Joliet Central High School Student Center Addition Wins 2017 CBC Merit Award
May 25, 2017 08:24 AM
The Joliet Central High School Student Center Addition won the 2017 Chicago Building Congress (CBC) Award in the category of New Construction Suburbs last night at the Merit Awards Gala held at the Chicago Marriot Downtown Chicago.
The Chicago Building Congress Merit Awards celebrates the collaborative effort required by the building process and the impact of that effort upon the community at large. Judging is based upon the distinctiveness of design, quality of construction, impact upon the community, and the project’s safety record.
Co-chaired this year by Michael Fitzgerad of OKW Architects, and Steve Crowley of Graycor, the 2017 Merit Award Committee met in February to select finalists in each of the 9 categories. Next, the Merit Award Jury entertained presentations by each of the 33 finalist project teams. Assistant Superintendent Dr. Ilandus Hampton and members of the Wight and Co. and Gilbane teams presented the project to the jury who then had the difficult decision-making process of selecting a single recipient for each Merit Award category.

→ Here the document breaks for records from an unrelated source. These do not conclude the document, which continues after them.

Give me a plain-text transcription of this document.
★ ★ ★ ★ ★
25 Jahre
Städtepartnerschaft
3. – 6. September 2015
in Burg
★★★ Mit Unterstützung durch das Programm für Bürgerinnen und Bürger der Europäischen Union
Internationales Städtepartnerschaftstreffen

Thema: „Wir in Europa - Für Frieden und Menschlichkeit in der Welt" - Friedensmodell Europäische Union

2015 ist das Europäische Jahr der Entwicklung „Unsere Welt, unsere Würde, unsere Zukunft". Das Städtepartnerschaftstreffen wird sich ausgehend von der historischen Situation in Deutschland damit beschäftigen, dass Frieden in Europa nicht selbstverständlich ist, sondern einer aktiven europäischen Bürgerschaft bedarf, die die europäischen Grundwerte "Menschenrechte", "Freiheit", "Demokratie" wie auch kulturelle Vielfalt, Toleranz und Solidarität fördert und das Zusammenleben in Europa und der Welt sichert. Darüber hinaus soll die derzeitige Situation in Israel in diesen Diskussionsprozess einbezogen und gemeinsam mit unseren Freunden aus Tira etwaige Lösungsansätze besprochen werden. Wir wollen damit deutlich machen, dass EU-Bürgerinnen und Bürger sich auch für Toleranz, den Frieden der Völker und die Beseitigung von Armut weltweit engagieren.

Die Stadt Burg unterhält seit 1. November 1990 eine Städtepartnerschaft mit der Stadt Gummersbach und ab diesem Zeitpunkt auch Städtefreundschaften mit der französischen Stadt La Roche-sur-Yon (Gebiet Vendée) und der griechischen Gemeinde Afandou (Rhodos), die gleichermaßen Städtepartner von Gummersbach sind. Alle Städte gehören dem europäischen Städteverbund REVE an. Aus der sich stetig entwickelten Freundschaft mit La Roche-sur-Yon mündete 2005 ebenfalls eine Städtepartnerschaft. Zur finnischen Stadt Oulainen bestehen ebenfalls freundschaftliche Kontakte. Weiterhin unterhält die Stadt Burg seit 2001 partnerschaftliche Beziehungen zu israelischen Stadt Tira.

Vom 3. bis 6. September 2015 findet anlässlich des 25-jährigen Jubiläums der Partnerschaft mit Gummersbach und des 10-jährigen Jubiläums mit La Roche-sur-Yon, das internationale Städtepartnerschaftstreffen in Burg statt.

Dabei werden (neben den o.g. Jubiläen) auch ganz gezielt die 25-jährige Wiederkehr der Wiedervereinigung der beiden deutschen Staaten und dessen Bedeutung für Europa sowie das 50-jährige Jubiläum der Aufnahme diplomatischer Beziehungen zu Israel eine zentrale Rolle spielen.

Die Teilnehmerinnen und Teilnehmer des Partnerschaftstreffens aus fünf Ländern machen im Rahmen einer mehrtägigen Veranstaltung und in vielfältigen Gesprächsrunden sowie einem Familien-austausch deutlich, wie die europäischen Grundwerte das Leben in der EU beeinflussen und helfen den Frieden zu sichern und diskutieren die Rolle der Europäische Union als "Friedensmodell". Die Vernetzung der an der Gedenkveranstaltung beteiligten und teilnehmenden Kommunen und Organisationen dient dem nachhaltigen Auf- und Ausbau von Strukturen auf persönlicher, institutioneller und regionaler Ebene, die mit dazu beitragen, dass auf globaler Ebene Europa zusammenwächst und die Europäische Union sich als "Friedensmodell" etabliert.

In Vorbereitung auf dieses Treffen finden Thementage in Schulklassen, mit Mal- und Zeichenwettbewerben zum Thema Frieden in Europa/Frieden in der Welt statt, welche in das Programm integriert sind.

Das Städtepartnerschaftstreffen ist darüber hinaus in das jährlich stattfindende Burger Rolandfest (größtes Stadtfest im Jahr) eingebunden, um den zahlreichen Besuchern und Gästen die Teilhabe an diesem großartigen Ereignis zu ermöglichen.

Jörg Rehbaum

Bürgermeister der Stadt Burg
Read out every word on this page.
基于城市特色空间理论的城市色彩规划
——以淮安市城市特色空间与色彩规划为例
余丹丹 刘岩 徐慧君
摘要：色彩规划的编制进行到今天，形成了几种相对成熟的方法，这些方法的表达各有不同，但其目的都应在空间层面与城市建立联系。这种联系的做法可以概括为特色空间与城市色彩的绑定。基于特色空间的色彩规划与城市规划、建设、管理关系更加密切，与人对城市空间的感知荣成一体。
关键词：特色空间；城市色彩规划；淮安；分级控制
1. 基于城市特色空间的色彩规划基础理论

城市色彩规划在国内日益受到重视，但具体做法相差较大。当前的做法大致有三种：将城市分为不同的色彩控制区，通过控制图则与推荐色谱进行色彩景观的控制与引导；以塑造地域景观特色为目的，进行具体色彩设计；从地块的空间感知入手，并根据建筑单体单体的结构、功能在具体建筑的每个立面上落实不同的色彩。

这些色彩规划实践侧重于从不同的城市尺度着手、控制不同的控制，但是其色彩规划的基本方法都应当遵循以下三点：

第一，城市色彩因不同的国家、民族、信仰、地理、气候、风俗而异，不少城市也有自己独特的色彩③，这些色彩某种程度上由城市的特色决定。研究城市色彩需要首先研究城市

Built in 1901, Joliet Central High School is a beloved historical landmark in the heart of downtown Joliet. The four-story limestone structure, built in collegial gothic style, serves as a beacon of light for Joliet’s urban community. Decades of alumni return to their alma mater with a sense of pride that is strengthened by the beauty of the many building additions made to the campus throughout the years to keep up with growing enrollment and modern academic needs.
The student center addition was no exception when it came to the design and ensuring that the historical integrity of the school was maintained. Since the existing building is on the National Register of Historic Places, connecting to it posed a unique challenge. The team had to be sensitive to the existing building’s character and historical significance, while physically connecting it to a new building.
“The district and community are very protective of the school and its architecture, but with input from a multitude of community and district stakeholders, the structural engineers and architects designed an airy, glassy galleria, bringing the existing exterior stone wall of the school into the interior,” said JTHS Superintendent Dr. Cheryl McCarthy. “The galleria space links the existing building to the new main entrance, kitchen, dining pavilion, student services area, credit union, and learning spaces. It also provides a common place for stairs and an elevator to connect to all levels of the school. In essence, the galleria is the gateway to the past, present, and future of the school.”
Also, considered in the design was the importance of building spaces that the community, as well as the student body, could use for special events. The open galleria and spacious dining pavilion are both offered to the school and community for special events, most recently hosting over 1,000 guests for a Kermes Celebration that embraced the Latino culture and community. This is just one of many community events that have been held within this majestic space.
“I am so extremely proud of this addition and all who contributed to this project,” said McCarthy. “With the vision of our Board of Education, Wight and Co., Gilbane Construction, our Central Archives Committee, and dedicated JTHS staff, the Central Student Center Addition has unified generations of students, both past and present, and is truly a beacon of light for our community.”